Why the hell is every article on MCU coding written in C++ and not in ASM? Im also learning C++ but dont know why no-one uses assembly/machine code..

;-------

ReadChar

    PUSH {R0, R1}

inloop LDR R0, =UART_FR LDR R1, [R0] AND R1, #0x10 CMP R1, #0x0 BNE inloop

    LDR R0, =UART_DR
    LDR R1, [R0]
    ************??
    STR R1, [R0]

    POP {R0, R1}

    BX LR  

;-------

OutputChar

    PUSH {R0, R1}

outloop LDR R0, =UART_FR LDR R1, [R0] AND R1, #0x20 CMP R1, #0x0 BNE outloop

    LDR R0, =UART_DR
    LDR R1, [R0]
    ************??
    STR R1, [R0]

    POP {R0, R1}

    BX LR

;-------

Yes you are writing the characters that go out on the serial/uart interface. ASCII is the easiest to use if you are using a dumb terminal. A simple test loop:

unsigned char ra;
...
for(ra=0;;ra++)
{
    ra&=7;
    UART_DR = 0x30+ra;
    timed_delay();
}

where timed delay is longer than the time it takes to send a character (10 bit periods, start, data, stop, at whatever rate 9600, 115200, etc, or just a long delay)

Then

unsigned char ra;
...
for(ra=0;;ra++)
{
    ra&=7;
    uart_putc(ra);
}

where uart_putc in this case waits for there to be an opening in the tx buffer/fifo and then inserts the value passed into that fifo.
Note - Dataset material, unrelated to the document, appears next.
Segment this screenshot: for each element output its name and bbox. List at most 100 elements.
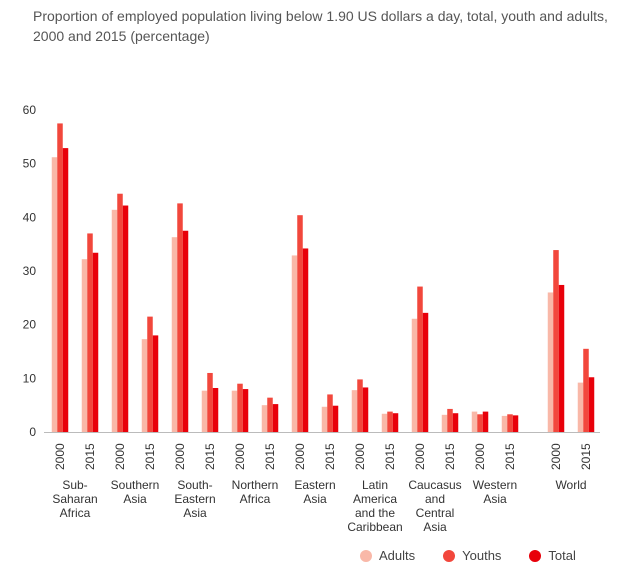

What your terminal will show is 01234567 (you probably want to tell it to wrap). If this second program is not 01234567 but some mangling of those 03715... Then you are not waiting for tx to be empty.

Sounds like you haven't quite got the right concept yet of how such a 'register' works. Don't think of it as a storage box that holds data (like the CPU's general-purpose registers), think of it more like a postbox - when you write a byte to it, that byte gets taken away into the Tx FIFO buffer, however when you read from it, you instead get a byte delivered from the Rx FIFO. The idea of changing bits via read-modify-write operations indeed makes no sense because reading and writing such a register mean completely different things.

Transmitting a byte (once things are set up) is as simple as:

; byte to transmit is in r0
; <wait for space in Tx FIFO>
LDR  r1, =UART_DR
STRB r0, [r1]

Once you've written to the FIFO, your job (as software) is done, and you can let the hardware take care of transmitting the contents of the buffer to the wire.

Receiving is much the same, but reading instead of writing:

; <wait for data in Rx FIFO>
LDR  r1, =UART_DR
LDRB r0, [r1]
; received byte now in r0

According to the TRM for the MCU (I think that's an appropriate one, part numbers seem to have changed) there are some read-only receive status bits above the data byte, so you could change LDRB to LDR to capture those alongside the data, but I really wouldn't bother in this case - the inner workings of serial communication are entirely tangential to learning assembly.